I've had Chinese colleagues who, when asked to write a word they'd just used in a sentence, were simply unable to. At first I thought they were playing a joke on me. But nope, they'd just forgotten the appropriate hanzi, and they couldn't even hazard a guess. It's a totally different failure mode than imperfectly-phonetic languages like English.
> I was once at a luncheon with three Ph.D. students in the Chinese Department at Peking University, all native Chinese (one from Hong Kong). I happened to have a cold that day, and was trying to write a brief note to a friend canceling an appointment that day. I found that I couldn't remember how to write the character 嚔, as in da penti 打喷嚔 "to sneeze". I asked my three friends how to write the character, and to my surprise, all three of them simply shrugged in sheepish embarrassment. Not one of them could correctly produce the character. Now, Peking University is usually considered the "Harvard of China". Can you imagine three Ph.D. students in English at Harvard forgetting how to write the English word "sneeze"?? Yet this state of affairs is by no means uncommon in China. English is simply orders of magnitude easier to write and remember. No matter how low-frequency the word is, or how unorthodox the spelling, the English speaker can always come up with something, simply because there has to be some correspondence between sound and spelling.

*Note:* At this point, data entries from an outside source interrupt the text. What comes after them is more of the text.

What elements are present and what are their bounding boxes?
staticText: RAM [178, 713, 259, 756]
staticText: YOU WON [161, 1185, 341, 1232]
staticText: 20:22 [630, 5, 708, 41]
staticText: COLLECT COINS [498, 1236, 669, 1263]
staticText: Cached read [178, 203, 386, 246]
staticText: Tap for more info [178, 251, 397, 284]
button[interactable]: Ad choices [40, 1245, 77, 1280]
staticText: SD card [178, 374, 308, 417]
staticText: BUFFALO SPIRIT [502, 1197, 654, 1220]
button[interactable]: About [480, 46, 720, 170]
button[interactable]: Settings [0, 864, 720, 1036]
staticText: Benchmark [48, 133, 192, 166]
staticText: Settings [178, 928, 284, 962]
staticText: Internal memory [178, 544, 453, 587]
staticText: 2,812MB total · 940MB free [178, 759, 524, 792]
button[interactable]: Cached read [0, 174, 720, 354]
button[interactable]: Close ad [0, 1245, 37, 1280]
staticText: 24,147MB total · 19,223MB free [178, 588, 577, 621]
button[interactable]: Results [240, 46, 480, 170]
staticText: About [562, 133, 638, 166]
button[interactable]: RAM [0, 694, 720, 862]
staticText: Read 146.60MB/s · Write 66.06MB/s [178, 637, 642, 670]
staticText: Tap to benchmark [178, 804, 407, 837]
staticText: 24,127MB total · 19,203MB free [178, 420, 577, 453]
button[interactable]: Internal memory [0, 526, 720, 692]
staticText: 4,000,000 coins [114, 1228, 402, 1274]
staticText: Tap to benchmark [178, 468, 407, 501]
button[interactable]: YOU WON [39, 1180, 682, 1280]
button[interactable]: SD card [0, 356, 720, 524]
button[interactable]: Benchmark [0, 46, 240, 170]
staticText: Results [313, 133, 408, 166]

To be fair, you can also "come up with something" in Chinese. Since there aren't all that many sounds, you can write in generic characters for the sound of the word that you can't remember.
Yep. The analogy I use is, it's a bit like if someone walked up and asked you to draw the logo of this or that company. Even if you've seen the logo a million times, you might not be able to summon up a mental picture of it, or you might remember the rough shape but have no idea how many lines go where.